Hemos de contentarnos, pues, con los testimonios de las religiosas y de sus últimos confesores. Y éstas nos hablan del hábito permanente de la presencia de Dios que observaban en ella, de su continua absorción en Él, incluso durante sus ocupaciones exteriores. Todas las hermanas fueron testigo de sus ímpetus de amor, de los incendios en el corazón, de los arrobamientos y de la violencia que con frecuencia tenía que hacerse para no ceder a la absorción interior. Pero la manifestación más elocuente de su corazón enamorado era el modo como hablaba de su «amado Bien», sea en los capítulos de comunidad, sea en sus exhortaciones privadas a las hermanas.

Fue un 25 de marzo, fiesta de la Anunciación, en el segundo año de su cargo de abadesa, cuando tuvo un cúmulo de gracias y de experiencias místicas, a las que siguieron otras en años posteriores, entre ellas el desposorio místico, la corona de espinas, la herida en el corazón. Cuando ésta se produjo, por el año 1747, lloró copiosamente, sea por la confusión de verse con aquella señal externa, sea porque miraba con horror todo cuanto pudiera asemejarla a santa Verónica. A las hermanas, que le preguntaban qué le sucedía, les dijo que la atormentaba un cáncer que se le había formado en el pecho; pero al confesor hubo de decirle la verdad, y le rogó que interpusiera su obediencia para verse libre de la herida externa; se ofrecía a Dios para verse llena de llagas de la cabeza a los pies antes que recibir tales favores divinos. Así lo hizo el confesor, y ella se vio libre de los efectos de la herida; y fue diciendo a las hermanas que el confesor la había curado milagrosamente del cáncer. Parece que la misma sustitución del favor místico por una llaga general en todo el cuerpo pidió al Señor cuando, en un éxtasis ante el crucifijo, Él le hizo comprender que quería comunicarle sus sagradas llagas.

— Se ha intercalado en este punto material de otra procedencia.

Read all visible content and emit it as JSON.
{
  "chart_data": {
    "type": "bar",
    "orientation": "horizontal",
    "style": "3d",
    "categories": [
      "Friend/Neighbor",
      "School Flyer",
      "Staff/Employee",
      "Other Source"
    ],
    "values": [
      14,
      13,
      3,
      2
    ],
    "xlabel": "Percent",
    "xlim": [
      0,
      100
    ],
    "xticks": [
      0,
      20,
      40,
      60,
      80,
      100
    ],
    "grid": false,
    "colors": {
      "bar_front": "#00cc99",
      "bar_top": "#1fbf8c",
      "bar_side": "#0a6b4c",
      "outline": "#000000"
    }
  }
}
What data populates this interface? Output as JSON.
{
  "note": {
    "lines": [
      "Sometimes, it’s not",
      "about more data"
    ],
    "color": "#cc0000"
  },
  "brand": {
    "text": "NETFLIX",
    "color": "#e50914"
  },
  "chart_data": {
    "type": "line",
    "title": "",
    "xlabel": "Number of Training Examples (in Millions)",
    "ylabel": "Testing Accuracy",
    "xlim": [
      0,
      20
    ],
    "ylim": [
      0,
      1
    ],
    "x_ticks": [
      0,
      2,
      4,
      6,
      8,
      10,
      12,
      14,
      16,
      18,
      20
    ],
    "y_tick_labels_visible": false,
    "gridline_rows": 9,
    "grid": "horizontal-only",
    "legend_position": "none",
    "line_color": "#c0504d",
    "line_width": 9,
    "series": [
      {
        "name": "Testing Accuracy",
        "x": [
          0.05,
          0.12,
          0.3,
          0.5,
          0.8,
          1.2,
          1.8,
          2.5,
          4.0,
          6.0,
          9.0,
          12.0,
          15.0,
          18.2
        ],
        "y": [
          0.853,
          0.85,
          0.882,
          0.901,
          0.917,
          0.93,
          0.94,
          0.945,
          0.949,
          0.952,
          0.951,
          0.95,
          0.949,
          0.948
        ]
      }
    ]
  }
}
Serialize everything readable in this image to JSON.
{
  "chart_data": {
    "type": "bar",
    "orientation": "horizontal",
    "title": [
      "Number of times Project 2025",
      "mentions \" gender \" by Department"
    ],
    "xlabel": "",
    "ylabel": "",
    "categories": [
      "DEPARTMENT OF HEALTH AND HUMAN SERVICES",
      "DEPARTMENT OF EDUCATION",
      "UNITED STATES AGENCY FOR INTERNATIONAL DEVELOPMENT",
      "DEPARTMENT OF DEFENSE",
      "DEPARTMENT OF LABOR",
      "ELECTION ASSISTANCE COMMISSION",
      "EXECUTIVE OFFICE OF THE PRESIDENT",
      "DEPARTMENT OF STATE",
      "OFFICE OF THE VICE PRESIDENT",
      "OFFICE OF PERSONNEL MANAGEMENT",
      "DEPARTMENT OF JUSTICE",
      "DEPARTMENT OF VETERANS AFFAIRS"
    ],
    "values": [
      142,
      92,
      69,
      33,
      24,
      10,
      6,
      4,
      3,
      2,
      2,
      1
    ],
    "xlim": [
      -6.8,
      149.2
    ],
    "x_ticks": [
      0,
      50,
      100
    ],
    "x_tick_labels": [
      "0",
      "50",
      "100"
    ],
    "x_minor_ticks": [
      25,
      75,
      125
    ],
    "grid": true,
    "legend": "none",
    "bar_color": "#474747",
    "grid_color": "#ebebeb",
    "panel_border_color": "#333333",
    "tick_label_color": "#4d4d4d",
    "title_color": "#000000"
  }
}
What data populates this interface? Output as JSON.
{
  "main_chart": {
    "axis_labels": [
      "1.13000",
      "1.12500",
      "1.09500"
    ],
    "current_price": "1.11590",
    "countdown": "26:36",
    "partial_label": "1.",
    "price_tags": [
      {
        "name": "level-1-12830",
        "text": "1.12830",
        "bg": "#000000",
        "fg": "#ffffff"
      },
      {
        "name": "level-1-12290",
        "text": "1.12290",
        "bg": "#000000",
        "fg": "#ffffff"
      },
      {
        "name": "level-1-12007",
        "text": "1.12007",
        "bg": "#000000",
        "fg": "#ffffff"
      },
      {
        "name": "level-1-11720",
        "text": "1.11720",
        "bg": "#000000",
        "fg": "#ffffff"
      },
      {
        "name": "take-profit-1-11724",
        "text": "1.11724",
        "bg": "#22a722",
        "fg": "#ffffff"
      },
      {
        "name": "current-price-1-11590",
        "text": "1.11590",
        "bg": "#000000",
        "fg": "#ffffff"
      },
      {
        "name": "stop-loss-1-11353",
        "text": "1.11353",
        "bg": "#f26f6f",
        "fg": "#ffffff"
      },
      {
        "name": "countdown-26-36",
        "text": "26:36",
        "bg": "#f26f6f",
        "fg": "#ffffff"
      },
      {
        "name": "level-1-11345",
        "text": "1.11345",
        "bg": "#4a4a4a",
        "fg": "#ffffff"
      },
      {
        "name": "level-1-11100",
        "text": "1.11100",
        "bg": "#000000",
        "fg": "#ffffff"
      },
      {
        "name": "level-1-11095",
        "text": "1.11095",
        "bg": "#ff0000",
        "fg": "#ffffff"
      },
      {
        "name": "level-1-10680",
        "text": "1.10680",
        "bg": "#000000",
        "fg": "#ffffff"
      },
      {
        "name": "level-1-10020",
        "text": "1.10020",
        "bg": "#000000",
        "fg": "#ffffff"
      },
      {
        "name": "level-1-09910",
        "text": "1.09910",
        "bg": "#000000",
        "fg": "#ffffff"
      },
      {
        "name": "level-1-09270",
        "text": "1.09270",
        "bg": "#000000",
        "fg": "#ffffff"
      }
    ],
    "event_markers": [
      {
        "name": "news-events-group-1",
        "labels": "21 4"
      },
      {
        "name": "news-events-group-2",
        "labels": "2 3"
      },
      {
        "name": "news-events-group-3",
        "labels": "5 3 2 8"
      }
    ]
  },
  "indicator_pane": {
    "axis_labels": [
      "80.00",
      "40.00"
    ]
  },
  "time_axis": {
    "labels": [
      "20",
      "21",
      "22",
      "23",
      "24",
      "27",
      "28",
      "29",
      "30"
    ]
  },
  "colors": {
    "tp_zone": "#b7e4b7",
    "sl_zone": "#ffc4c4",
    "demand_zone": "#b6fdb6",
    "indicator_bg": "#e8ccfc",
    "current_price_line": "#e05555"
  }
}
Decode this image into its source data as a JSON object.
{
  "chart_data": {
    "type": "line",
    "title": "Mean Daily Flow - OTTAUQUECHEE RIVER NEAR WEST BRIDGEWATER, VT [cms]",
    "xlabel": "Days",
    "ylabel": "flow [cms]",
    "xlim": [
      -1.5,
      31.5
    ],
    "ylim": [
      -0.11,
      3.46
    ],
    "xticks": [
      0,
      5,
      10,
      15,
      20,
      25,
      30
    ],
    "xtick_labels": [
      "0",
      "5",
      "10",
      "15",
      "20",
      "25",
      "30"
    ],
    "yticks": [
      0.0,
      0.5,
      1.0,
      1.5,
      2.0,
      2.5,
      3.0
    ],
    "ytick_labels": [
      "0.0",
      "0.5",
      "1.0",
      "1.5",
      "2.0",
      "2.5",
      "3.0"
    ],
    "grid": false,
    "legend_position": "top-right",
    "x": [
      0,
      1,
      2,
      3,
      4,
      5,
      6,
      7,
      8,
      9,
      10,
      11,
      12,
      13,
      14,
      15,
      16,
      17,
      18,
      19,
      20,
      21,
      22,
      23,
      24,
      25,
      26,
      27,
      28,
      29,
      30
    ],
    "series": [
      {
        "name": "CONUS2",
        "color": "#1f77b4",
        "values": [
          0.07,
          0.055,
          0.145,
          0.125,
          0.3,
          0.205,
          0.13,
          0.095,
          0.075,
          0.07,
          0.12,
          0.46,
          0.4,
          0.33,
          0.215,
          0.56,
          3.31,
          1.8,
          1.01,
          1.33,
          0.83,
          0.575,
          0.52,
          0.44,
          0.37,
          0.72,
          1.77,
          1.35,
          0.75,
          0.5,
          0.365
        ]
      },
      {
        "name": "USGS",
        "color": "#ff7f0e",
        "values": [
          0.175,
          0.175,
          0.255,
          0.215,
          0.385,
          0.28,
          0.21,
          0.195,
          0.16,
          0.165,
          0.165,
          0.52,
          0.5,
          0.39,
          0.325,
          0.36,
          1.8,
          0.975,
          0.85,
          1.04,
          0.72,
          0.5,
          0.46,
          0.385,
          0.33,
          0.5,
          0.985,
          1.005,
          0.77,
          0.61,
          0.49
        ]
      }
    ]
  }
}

Tal debió de ser el origen del herpes que la invadió totalmente y la tuvo en un estado digno de compasión en los dos últimos decenios de su vida.

Los testimonios hablan de numerosos hechos milagrosos operados por sor Florida como efecto de su fe sencilla en la providencia amorosa de Dios. Hablan también de sus sorprendentes previsiones y del don de penetrar el interior de las personas.